Characterization and Modeling of Ion-Implanted Gallium-Arsenide Fet's.

Gallium Arsenide has several advantages compared to silicon such as high low-field mobility, large ((TURN)1.4 eV) and direct energy band gap. Fabrication of devices and IC's (Integrated Circuits) relies heavily on Semi-Insulating (SI) GaAs substrate. However, there are some undesirable properties associated with binary compound semiconductor. Because the physical properties (such as melting point) of Ga are quite different from those of As, GaAs has intrinsic defects and surface defects. This leads to GaAs material characteristics with large surface state densities and deep level traps in the bulk. This thesis investigates the non-ideal behavior of GaAs FET's (Field Effect Transistors) fabricated by ion-implantion into the GaAs substrate. In order to understand the behavior of ion-implanted into the GaAs FET's, a thorough understanding of the crystal properties is required.

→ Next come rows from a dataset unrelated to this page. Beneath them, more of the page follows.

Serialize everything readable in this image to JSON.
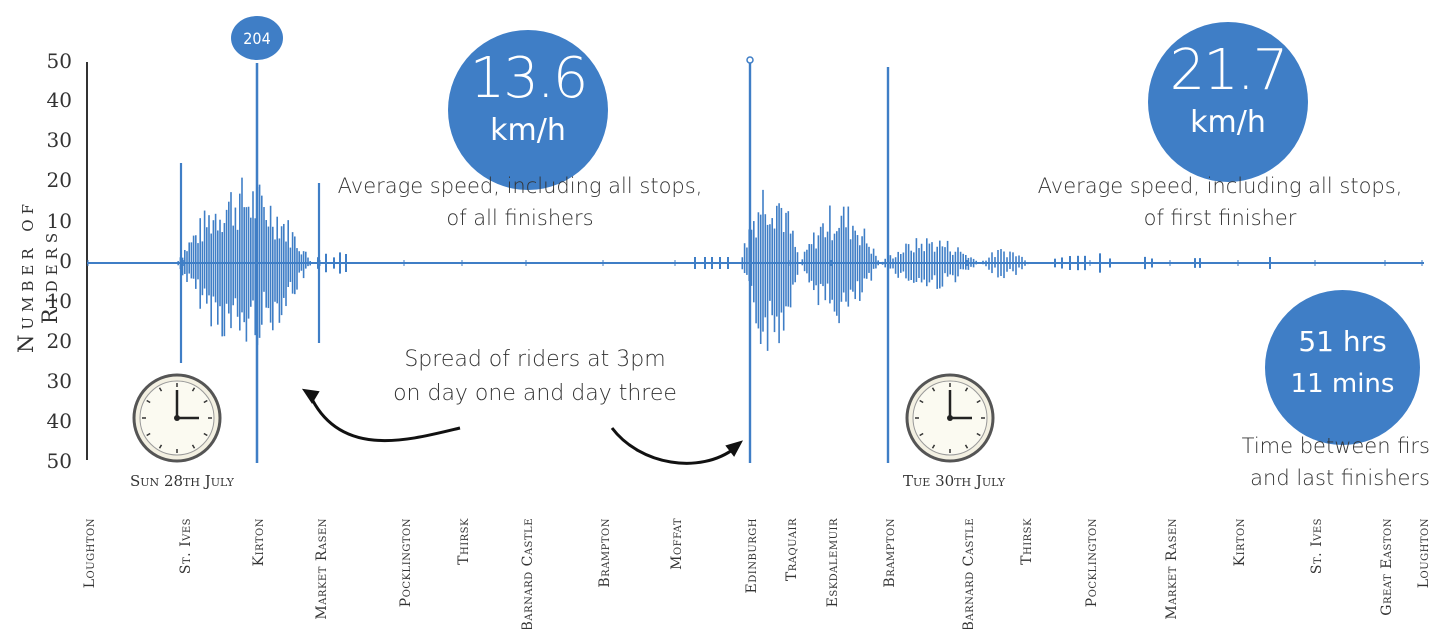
{
  "chart_data": {
    "type": "bar",
    "ylabel": "Number of Riders",
    "y_ticks_top": [
      "50",
      "40",
      "30",
      "20",
      "10",
      "0"
    ],
    "y_ticks_bottom": [
      "10",
      "20",
      "30",
      "40",
      "50"
    ],
    "ylim": [
      -50,
      50
    ],
    "locations": [
      "Loughton",
      "St. Ives",
      "Kirton",
      "Market Rasen",
      "Pocklington",
      "Thirsk",
      "Barnard Castle",
      "Brampton",
      "Moffat",
      "Edinburgh",
      "Traquair",
      "Eskdalemuir",
      "Brampton",
      "Barnard Castle",
      "Thirsk",
      "Pocklington",
      "Market Rasen",
      "Kirton",
      "St. Ives",
      "Great Easton",
      "Loughton"
    ],
    "peaks": [
      {
        "location": "Kirton",
        "value": 204
      },
      {
        "location": "Edinburgh",
        "value": 50
      },
      {
        "location": "Brampton",
        "value": 49
      }
    ],
    "spikes": [
      {
        "location": "St. Ives",
        "above": 25,
        "below": 25
      },
      {
        "location": "Kirton",
        "above": 50,
        "below": 50
      },
      {
        "location": "Market Rasen",
        "above": 20,
        "below": 20
      }
    ],
    "peak_label": "204",
    "colors": {
      "bars": "#3f7ec6",
      "bubble": "#3f7ec6"
    }
  },
  "stats": {
    "avg_all_value": "13.6",
    "avg_all_unit": "km/h",
    "avg_all_caption_1": "Average speed, including all stops,",
    "avg_all_caption_2": "of all finishers",
    "avg_first_value": "21.7",
    "avg_first_unit": "km/h",
    "avg_first_caption_1": "Average speed, including all stops,",
    "avg_first_caption_2": "of first finisher",
    "spread_hours": "51 hrs",
    "spread_mins": "11 mins",
    "spread_caption_1": "Time between firs",
    "spread_caption_2": "and last finishers"
  },
  "annotation": {
    "line1": "Spread of riders at 3pm",
    "line2": "on day one and day three"
  },
  "dates": {
    "day1": "Sun 28th July",
    "day3": "Tue 30th July"
  }
}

We start from the review of the crystal growth and imperfections related to the conditions of crystal growth. Then, the influence of these crystal imperfections on the device characteristics is discussed and a model based on the process parameters such as doses, projected range, etc., is developed. This model is used for the simulation of the FET's device parameters such as threshold voltage and transconductance as functions of the gate length, temperature, and orientation on the wafer. This model can also simulate the effect of annealing time on the FET characteristics. It can be used as a tool to optimize the process parameters before the actual fabrication. This work has been applied to GaAs MESFET (MEtal-Semiconductor Field Effect Transistor) and HIGFET (Heterostructure Insulated Gate Field Effect Transistor). However, it is also suitable for MODFET (MOdulation Doped Field Effect Transistor) as well as some other GaAs FET's.